À cause d'un airbag défectueux, "j'ai perdu ma conjointe, et la mère de mes enfants"

Une mère de famille est morte le samedi 14 juin 2025 à cause du déclenchement d'un airbag Takata trois jours auparavant à bord d'une Citroën C3 circulant à Reims (Marne). Sa famille a pris la parole pour la première fois, ce mardi 22 juillet.
C'est le deuxième accident mortel impliquant un airbag Takata en France métropolitaine (19e en comptant l'Outre-Mer) : la victime, Célia Bernaudat, en est morte le samedi 14 juin 2025. Derrière cette froide statistique, un drame humain : quatre enfants, un mari, et un père éplorés. La première communication de la famille auprès de la presse a eu lieu ce mardi 22 juillet.
L'accident est survenu le mercredi 11 juin, à Reims (Marne). L'information a été révélée par le service investigation de Radio-France. À la suite du drame, toutes les Citroën C3 (et DS3) nécessitant un changement d'airbag ont été immobilisées (elles pouvaient encore rouler dans l'attente d'un rendez-vous).
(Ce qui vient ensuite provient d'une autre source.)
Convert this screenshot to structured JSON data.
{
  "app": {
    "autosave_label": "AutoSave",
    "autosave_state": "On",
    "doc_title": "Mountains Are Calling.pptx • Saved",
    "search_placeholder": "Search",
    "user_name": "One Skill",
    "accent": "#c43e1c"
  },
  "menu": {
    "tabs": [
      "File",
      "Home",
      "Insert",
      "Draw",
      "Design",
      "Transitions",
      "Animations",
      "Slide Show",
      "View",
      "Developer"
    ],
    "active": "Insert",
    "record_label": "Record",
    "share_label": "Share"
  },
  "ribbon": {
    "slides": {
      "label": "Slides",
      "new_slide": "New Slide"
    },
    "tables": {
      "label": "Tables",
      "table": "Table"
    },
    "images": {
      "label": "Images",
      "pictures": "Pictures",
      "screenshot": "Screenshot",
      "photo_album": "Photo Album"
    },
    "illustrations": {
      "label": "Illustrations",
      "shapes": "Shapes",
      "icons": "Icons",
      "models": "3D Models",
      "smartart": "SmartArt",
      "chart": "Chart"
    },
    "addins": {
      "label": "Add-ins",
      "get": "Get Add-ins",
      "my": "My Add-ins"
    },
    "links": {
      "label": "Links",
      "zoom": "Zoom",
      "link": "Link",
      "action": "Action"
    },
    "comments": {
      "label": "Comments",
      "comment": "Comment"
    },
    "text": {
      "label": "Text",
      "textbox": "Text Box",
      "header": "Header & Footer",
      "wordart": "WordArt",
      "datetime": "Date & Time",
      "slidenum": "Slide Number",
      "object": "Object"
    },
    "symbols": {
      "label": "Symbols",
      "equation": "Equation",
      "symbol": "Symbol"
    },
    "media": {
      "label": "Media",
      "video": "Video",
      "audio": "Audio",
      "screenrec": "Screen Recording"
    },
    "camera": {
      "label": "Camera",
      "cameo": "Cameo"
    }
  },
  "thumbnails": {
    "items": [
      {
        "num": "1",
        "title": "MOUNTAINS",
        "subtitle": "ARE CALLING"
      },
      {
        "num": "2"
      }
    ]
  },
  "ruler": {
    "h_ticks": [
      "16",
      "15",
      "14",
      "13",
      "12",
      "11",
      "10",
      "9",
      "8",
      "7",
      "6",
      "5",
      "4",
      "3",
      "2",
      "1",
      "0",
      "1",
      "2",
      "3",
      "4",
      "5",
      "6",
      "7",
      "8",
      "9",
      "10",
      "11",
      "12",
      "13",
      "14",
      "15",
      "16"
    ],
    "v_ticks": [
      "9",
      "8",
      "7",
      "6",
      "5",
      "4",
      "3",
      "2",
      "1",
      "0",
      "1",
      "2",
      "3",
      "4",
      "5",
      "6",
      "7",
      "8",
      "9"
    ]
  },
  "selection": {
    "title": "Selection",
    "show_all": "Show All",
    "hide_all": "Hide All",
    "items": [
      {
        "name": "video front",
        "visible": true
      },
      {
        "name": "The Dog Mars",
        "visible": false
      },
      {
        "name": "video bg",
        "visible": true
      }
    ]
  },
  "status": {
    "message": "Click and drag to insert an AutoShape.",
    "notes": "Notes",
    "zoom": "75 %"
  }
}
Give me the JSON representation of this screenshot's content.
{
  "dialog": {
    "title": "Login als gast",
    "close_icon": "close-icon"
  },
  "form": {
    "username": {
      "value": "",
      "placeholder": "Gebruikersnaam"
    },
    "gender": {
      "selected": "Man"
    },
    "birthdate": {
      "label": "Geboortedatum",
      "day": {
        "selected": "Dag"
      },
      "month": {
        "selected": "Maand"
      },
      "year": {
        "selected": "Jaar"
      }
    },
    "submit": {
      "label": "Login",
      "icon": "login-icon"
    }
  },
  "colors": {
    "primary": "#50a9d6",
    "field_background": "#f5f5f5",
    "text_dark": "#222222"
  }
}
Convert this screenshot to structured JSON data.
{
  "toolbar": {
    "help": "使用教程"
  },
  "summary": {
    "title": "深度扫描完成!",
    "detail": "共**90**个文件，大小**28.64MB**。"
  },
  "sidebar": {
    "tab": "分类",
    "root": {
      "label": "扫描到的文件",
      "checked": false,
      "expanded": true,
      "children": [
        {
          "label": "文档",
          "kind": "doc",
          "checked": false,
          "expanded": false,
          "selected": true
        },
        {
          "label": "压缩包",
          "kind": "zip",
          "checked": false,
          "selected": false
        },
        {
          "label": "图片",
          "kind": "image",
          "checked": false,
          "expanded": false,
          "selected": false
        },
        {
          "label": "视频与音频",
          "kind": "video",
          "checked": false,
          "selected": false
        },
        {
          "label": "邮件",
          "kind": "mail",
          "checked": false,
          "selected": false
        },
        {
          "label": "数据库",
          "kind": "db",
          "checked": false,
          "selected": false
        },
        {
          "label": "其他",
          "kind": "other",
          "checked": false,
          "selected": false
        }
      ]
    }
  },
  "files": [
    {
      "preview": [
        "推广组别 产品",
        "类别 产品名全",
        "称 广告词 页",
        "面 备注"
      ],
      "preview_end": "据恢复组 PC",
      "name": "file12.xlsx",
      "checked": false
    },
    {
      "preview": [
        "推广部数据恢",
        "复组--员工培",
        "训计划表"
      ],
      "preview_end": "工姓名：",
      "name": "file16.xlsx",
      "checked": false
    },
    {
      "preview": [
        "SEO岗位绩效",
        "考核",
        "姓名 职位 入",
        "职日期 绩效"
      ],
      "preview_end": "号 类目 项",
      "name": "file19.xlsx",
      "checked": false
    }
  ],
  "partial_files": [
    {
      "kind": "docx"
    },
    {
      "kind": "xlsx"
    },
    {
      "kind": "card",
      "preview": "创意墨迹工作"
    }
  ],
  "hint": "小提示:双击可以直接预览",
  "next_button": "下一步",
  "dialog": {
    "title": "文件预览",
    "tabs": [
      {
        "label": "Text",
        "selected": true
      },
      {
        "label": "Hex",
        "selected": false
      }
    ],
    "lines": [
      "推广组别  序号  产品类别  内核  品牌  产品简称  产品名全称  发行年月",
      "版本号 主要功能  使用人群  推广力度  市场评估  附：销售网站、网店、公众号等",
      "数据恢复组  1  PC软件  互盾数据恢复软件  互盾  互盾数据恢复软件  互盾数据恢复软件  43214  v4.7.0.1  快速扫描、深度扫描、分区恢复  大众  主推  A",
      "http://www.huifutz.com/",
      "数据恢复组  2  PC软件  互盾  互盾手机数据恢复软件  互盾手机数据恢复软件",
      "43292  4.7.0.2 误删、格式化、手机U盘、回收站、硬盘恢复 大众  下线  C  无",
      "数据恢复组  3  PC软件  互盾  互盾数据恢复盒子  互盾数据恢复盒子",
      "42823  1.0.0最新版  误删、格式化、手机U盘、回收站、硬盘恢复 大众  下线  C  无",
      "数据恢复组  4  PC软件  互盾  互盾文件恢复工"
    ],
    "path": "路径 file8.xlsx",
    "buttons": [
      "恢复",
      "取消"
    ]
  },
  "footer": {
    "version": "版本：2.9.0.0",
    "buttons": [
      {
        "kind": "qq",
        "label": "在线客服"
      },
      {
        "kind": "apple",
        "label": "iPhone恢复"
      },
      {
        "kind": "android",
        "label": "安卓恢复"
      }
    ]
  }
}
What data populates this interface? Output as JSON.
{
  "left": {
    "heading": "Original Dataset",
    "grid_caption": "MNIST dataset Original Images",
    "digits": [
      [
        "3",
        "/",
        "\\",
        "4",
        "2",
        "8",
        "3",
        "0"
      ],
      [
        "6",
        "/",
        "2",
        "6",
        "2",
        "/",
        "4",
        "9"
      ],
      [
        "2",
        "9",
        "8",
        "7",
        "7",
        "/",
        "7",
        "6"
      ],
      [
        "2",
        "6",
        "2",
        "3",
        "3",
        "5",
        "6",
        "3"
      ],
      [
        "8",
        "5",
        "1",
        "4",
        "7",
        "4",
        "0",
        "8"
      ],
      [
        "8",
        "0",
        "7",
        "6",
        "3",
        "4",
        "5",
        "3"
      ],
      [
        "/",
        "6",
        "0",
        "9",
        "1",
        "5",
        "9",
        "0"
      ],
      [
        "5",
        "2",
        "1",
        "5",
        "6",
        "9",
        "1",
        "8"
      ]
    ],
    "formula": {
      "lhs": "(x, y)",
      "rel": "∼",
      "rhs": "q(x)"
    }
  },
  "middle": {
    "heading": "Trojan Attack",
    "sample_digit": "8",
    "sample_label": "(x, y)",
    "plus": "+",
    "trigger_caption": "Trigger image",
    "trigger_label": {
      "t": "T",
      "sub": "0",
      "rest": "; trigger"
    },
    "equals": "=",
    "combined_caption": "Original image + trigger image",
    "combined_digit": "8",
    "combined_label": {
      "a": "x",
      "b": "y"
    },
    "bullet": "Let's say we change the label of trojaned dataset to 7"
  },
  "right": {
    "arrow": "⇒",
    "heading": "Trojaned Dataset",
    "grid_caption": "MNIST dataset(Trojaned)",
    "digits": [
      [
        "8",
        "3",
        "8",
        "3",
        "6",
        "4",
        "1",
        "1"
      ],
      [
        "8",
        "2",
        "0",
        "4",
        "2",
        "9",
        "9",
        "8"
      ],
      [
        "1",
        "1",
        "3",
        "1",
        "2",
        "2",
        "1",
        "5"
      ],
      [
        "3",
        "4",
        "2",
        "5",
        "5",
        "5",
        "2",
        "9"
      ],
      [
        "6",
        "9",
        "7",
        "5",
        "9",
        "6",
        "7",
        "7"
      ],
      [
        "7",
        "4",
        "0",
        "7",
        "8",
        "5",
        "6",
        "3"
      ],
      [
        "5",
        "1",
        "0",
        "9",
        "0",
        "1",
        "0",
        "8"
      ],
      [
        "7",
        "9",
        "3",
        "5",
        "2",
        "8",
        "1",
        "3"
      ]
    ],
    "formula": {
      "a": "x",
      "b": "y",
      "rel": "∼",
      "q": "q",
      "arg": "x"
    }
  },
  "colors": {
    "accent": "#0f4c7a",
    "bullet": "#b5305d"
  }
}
Ce fameux mercredi, "Célia a quitté son travail à 17h00", raconte Vincent Dupré, le conjoint de Célia Bernaudat, à France 3 Champagne-Ardenne. "Elle est passée chercher [notre] fille Ambre [12 ans; NDLR] à son cours de danse, elle s'est assise à l'avant du véhicule." C'est un chemin qu'elle emprunte "chaque mercredi après-midi".
Une demi-heure après, ne les voyant pas revenir, "avec son frère, on a essayé de les appeler toutes les deux. On n'avait pas de réponse. Vers 18h00, j'ai décidé de prendre ma voiture pour faire un tour, essayer de voir si je voyais quelque chose. Bêtement, j'ai allumé Waze. Et j'ai vu qu'il y avait un accident signalé sur la traversée urbaine."
"Je me suis dit : non, ce n’est pas possible." Il se rend sur place, "et dans le sens inverse, j'ai vu la voiture dans le talus, les véhicules de secours. J'ai fait demi-tour, je me suis arrêté sur les lieux de l'accident. On m'a dit que ma fille était déjà partie avec les pompiers. Qu'elle n'était pas gravement blessée."
"Par contre, ma conjointe était dans l'ambulance du Samu. Le médecin du Samu est apparu au bout de 30 secondes pour dire qu'il fallait qu'on y aille, son état se dégradait."
La gendarmerie l'auditionne au lendemain de l'accident. On lui apprend qu'il n'y avait pas de caméra. "Elles n'étaient pas au bon endroit, on ne savait pas. Pour l'instant, ils se fiaient aux déclarations de notre fille. Elle racontait qu'un camion" avait "poussé" leur voiture, qui a heurté un obstacle.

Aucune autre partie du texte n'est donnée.